Contro venti e maree
Enrico Letta
il Mulino – 2017 – 14 euro

Dopo essere stato defenestrato da Palazzo Chigi con l’ormai proverbiale «Enrico stai sereno» ed essersi dimesso dalla Camera nel 2015 per assumere la carica di Dean della Scuola Affari Internazionali dell’Università SciencesPo di Parigi, Enrico Letta torna in libreria con un importante volume sull’Italia e l’Europa, un libro scritto all’alba di due giorni che hanno cambiato la storia del mondo: la Brexit e l’elezione di Donald Trump alla Casa Bianca. Un dialogo con Sébastien Maillard, corrispondente del quotidiano cattolico francese La Croix, per fare il punto dopo questi fatti che rischiano davvero di cambiare il mondo per come lo concepiamo oggi.

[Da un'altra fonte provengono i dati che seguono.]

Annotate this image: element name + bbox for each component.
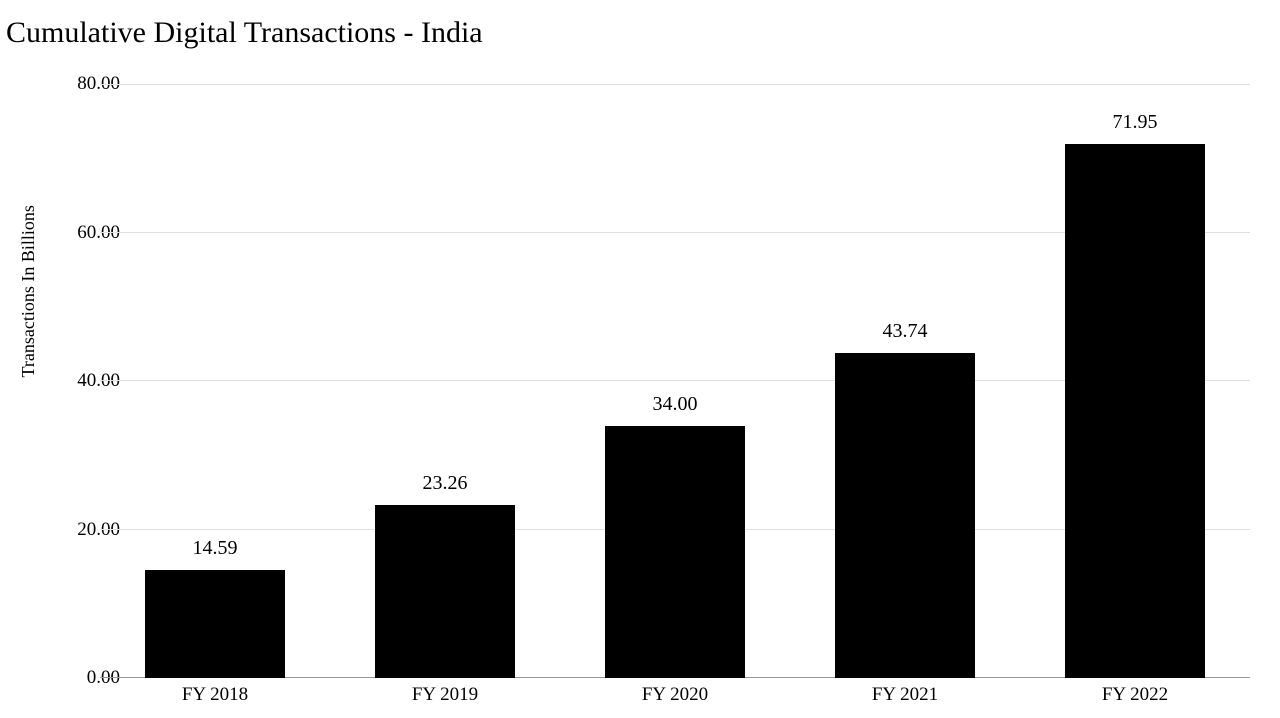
chart-title: Cumulative Digital Transactions - India [6, 16, 483, 50]
bars-row: 14.59 23.26 34.00 43.74 71.95 [100, 84, 1250, 678]
bar-slot-fy2021: 43.74 [790, 84, 1020, 678]
bar-slot-fy2022: 71.95 [1020, 84, 1250, 678]
x-tick-fy2020: FY 2020 [560, 684, 790, 706]
y-axis-label: Transactions In Billions [18, 205, 39, 377]
bar-value-fy2021: 43.74 [883, 320, 928, 343]
plot-area: 14.59 23.26 34.00 43.74 71.95 [100, 84, 1250, 678]
bar-value-fy2019: 23.26 [423, 472, 468, 495]
bar-fy2018 [145, 570, 285, 678]
bar-slot-fy2018: 14.59 [100, 84, 330, 678]
bar-value-fy2022: 71.95 [1113, 111, 1158, 134]
bar-slot-fy2019: 23.26 [330, 84, 560, 678]
bar-fy2022 [1065, 144, 1205, 678]
bar-slot-fy2020: 34.00 [560, 84, 790, 678]
x-tick-fy2019: FY 2019 [330, 684, 560, 706]
x-tick-fy2022: FY 2022 [1020, 684, 1250, 706]
x-axis-labels: FY 2018 FY 2019 FY 2020 FY 2021 FY 2022 [100, 684, 1250, 706]
x-tick-fy2021: FY 2021 [790, 684, 1020, 706]
bar-value-fy2020: 34.00 [653, 393, 698, 416]
bar-value-fy2018: 14.59 [193, 537, 238, 560]
bar-fy2019 [375, 505, 515, 678]
bar-fy2021 [835, 353, 975, 678]
chart-container: Cumulative Digital Transactions - India … [0, 0, 1280, 718]
x-tick-fy2018: FY 2018 [100, 684, 330, 706]
bar-fy2020 [605, 426, 745, 678]
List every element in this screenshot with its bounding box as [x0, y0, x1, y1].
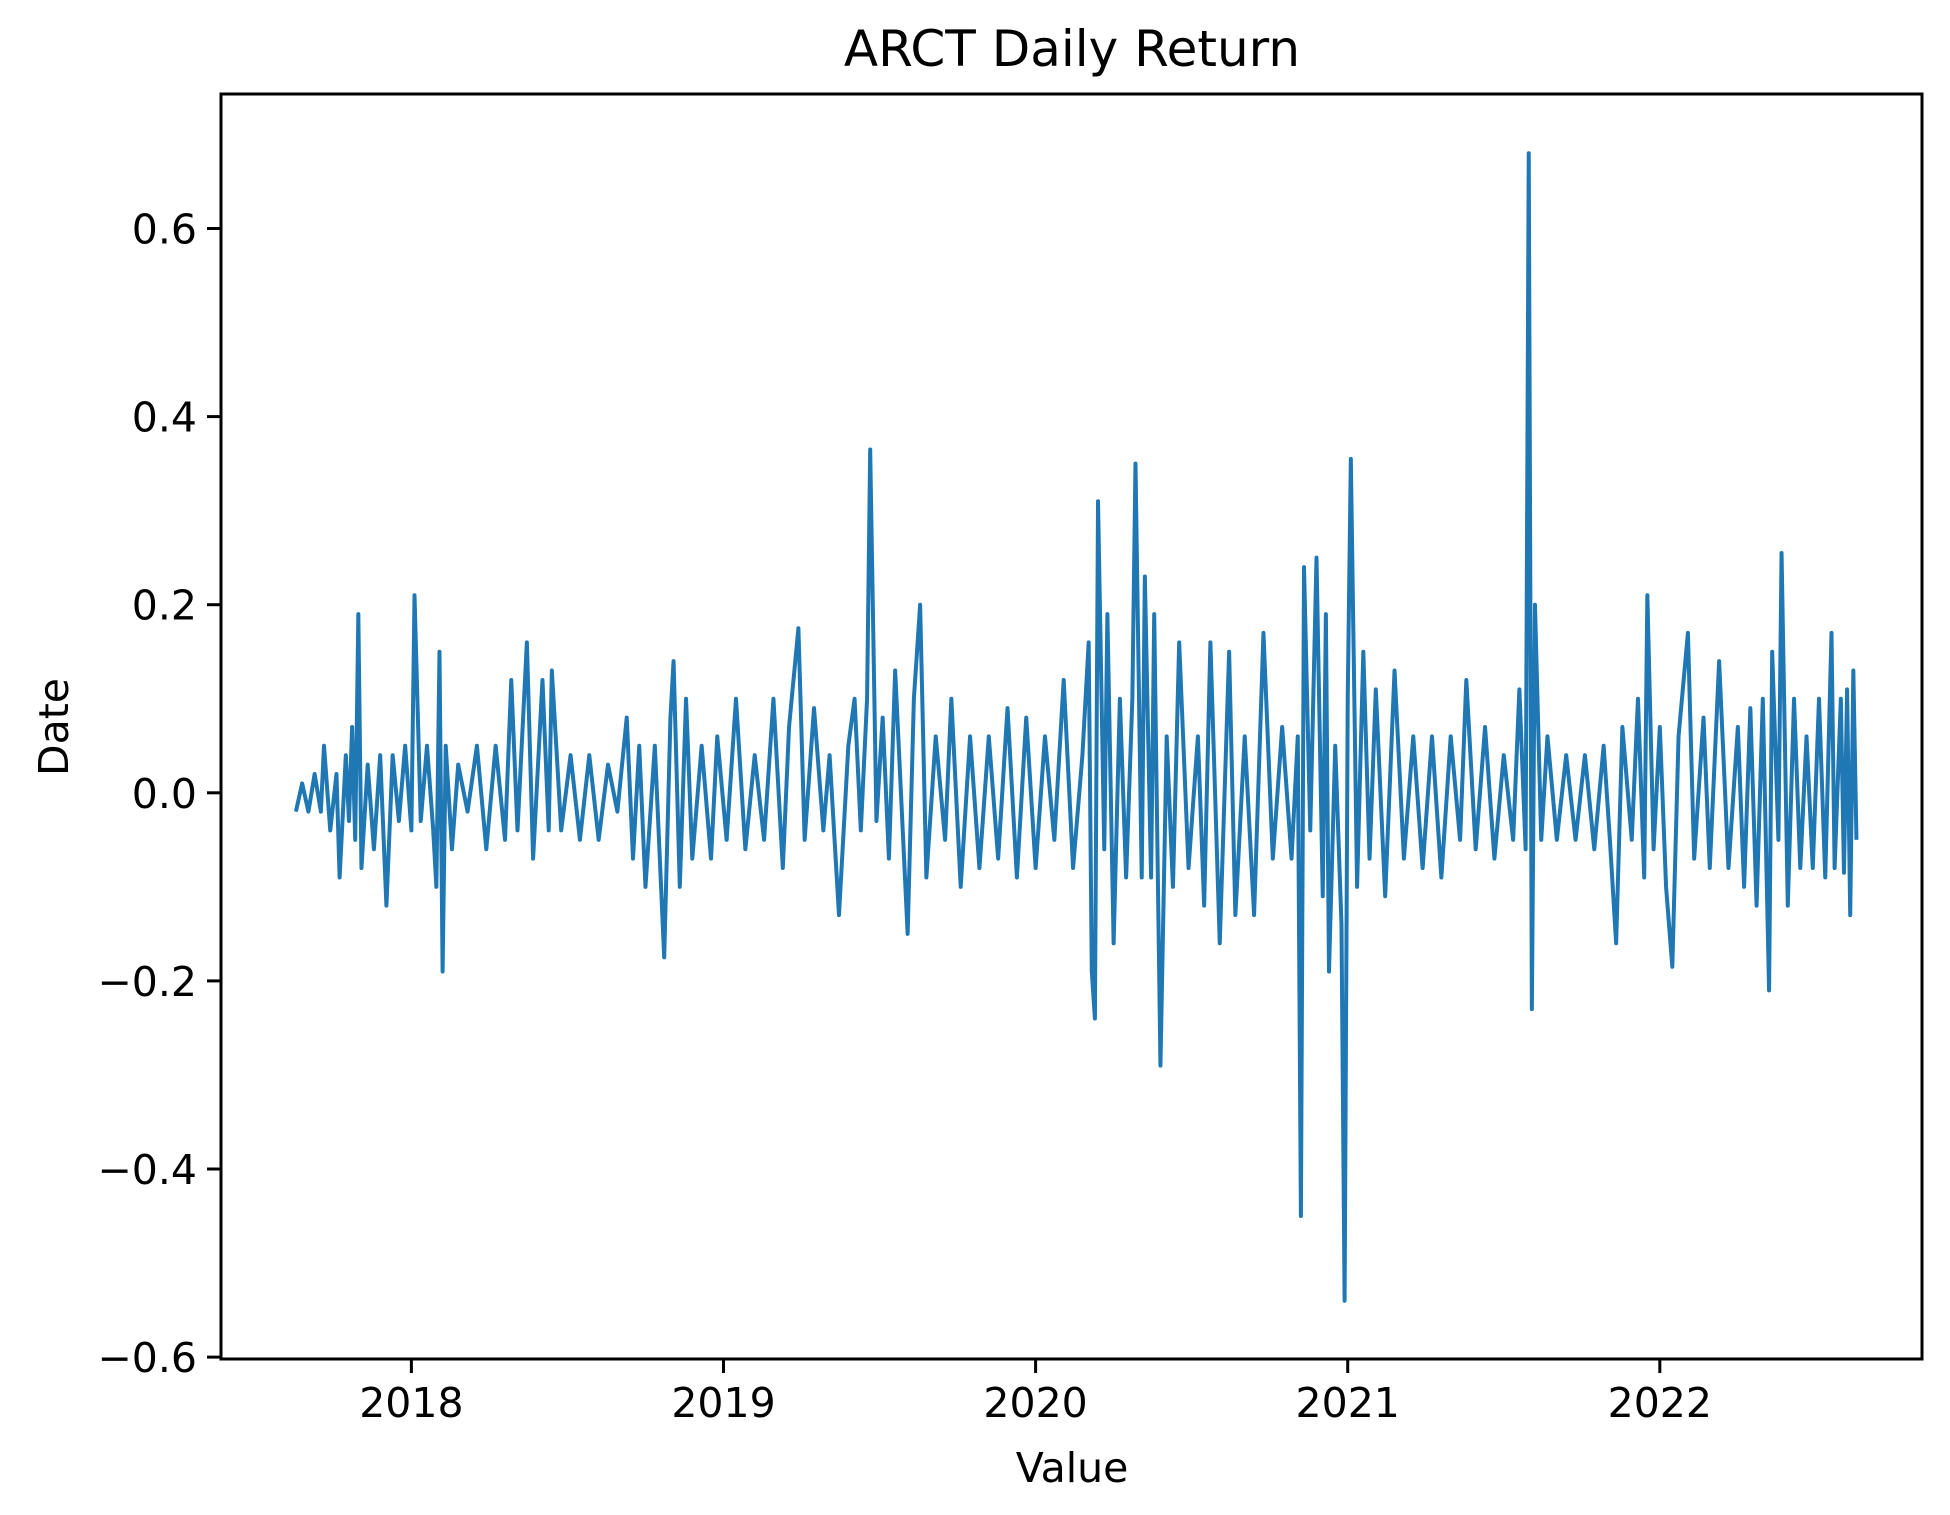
data-line [293, 151, 1859, 1303]
x-tick-label: 2019 [671, 1379, 775, 1427]
y-tick-label: −0.6 [97, 1334, 197, 1382]
y-tick-label: 0.0 [132, 770, 197, 818]
x-tick-label: 2020 [983, 1379, 1087, 1427]
x-tick-label: 2018 [359, 1379, 463, 1427]
y-tick-label: 0.2 [132, 582, 197, 630]
x-tick-label: 2021 [1296, 1379, 1400, 1427]
y-tick-label: −0.2 [97, 958, 197, 1006]
y-tick-label: −0.4 [97, 1146, 197, 1194]
y-tick-label: 0.6 [132, 205, 197, 253]
plot-frame [219, 92, 1924, 1361]
y-tick-label: 0.4 [132, 394, 197, 442]
y-axis-label: Date [30, 678, 78, 776]
chart-title: ARCT Daily Return [844, 20, 1300, 78]
x-axis-label: Value [1016, 1444, 1129, 1492]
x-tick-label: 2022 [1608, 1379, 1712, 1427]
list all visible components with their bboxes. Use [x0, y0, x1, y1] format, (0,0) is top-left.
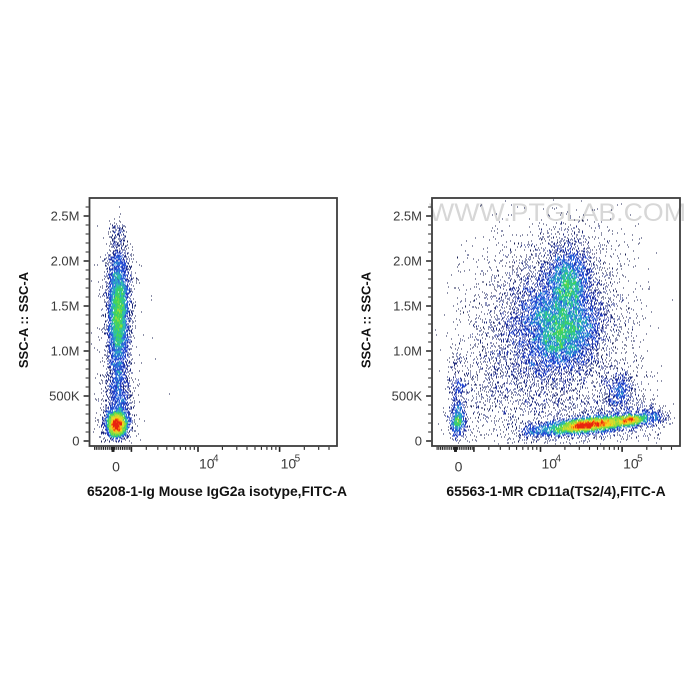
svg-text:1.0M: 1.0M: [393, 344, 422, 359]
svg-text:500K: 500K: [392, 389, 423, 404]
svg-text:2.0M: 2.0M: [393, 254, 422, 269]
svg-text:0: 0: [455, 459, 463, 475]
svg-text:0: 0: [72, 434, 79, 449]
svg-text:0: 0: [415, 434, 422, 449]
svg-text:65208-1-Ig Mouse IgG2a isotype: 65208-1-Ig Mouse IgG2a isotype,FITC-A: [87, 483, 347, 499]
svg-text:1.5M: 1.5M: [51, 299, 80, 314]
svg-text:5: 5: [637, 454, 643, 465]
svg-text:5: 5: [295, 454, 301, 465]
svg-text:2.5M: 2.5M: [393, 209, 422, 224]
svg-text:4: 4: [213, 454, 219, 465]
svg-text:10: 10: [541, 456, 557, 472]
svg-text:1.0M: 1.0M: [51, 344, 80, 359]
svg-text:SSC-A :: SSC-A: SSC-A :: SSC-A: [359, 271, 374, 368]
svg-text:0: 0: [112, 459, 120, 475]
svg-text:10: 10: [623, 456, 639, 472]
svg-text:2.0M: 2.0M: [51, 254, 80, 269]
svg-text:10: 10: [199, 456, 215, 472]
svg-text:500K: 500K: [49, 389, 80, 404]
svg-text:WWW.PTGLAB.COM: WWW.PTGLAB.COM: [429, 199, 686, 227]
svg-text:1.5M: 1.5M: [393, 299, 422, 314]
svg-text:2.5M: 2.5M: [51, 209, 80, 224]
svg-text:SSC-A :: SSC-A: SSC-A :: SSC-A: [16, 271, 31, 368]
svg-text:10: 10: [281, 456, 297, 472]
svg-text:65563-1-MR CD11a(TS2/4),FITC-A: 65563-1-MR CD11a(TS2/4),FITC-A: [446, 483, 665, 499]
svg-text:4: 4: [555, 454, 561, 465]
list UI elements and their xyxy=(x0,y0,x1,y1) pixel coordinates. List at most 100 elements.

Immancabili, sebbene molto eleganti e indirette, le frecciatine a Matteo Renzi: Letta concepisce il partito politico come un «Noi» contrapposto all’«Io», mentre il suo successore a Palazzo Chigi ha indubbiamente reso centrale se stesso dentro al Pd. Oggi «i partiti sono ridotti a cassa di risonanza del Capo, luogo in cui i seguaci del leader si acconciano a ottenere i loro piccoli e grandi vantaggi personali rinunciando a esprimere le proprie convinzioni»: omologazione e conformismo sono diventati quindi le caratteristiche della politica, le cui fazioni sono ormai solo «scatole vuote».
Interessante e profondo il discorso di Letta sul «populismo», etichetta dispregiativa che, «un po’ come la peste del Manzoni», è «la causa di tutte le sconfitte della politica odierna»: dal declino dell’Unione Europea all’avvento di Donald Trump, dalla Brexit al fallimento del referendum costituzionale tanto voluto da Matteo Renzi. Un alibi che porta a una deresponsabilizzazione dei politici. «Cosa accomuna Marine Le Pen e i militanti del Movimento 5 Stelle, o l’olandese Geert Wilders e Albert Rivera di Ciudadanos? Possibile annoverarli tutti in una stessa, indefinita, accozzaglia antisistema? Evidentemente no». Ma, nonostante quest’ovvietà, sono tutti colpevoli di «populismo». Perché questo ragionamento astruso e perverso? «Per trovare “la peste”, grande colpevole, e tentare così di salvare i gruppi dirigente, evitare che i loro errori siano evidenziati e le responsabilità rese visibili e sanzionate». La politica cerca l’assoluzione ma così facendo sta colando a picco.
Lo sguardo al futuro è riportato, quasi fosse un monito tiresiano, in quarta di copertina: «La sfida più impegnativa per la politica di oggi? Proporre il meglio, non l’alternativa al peggio».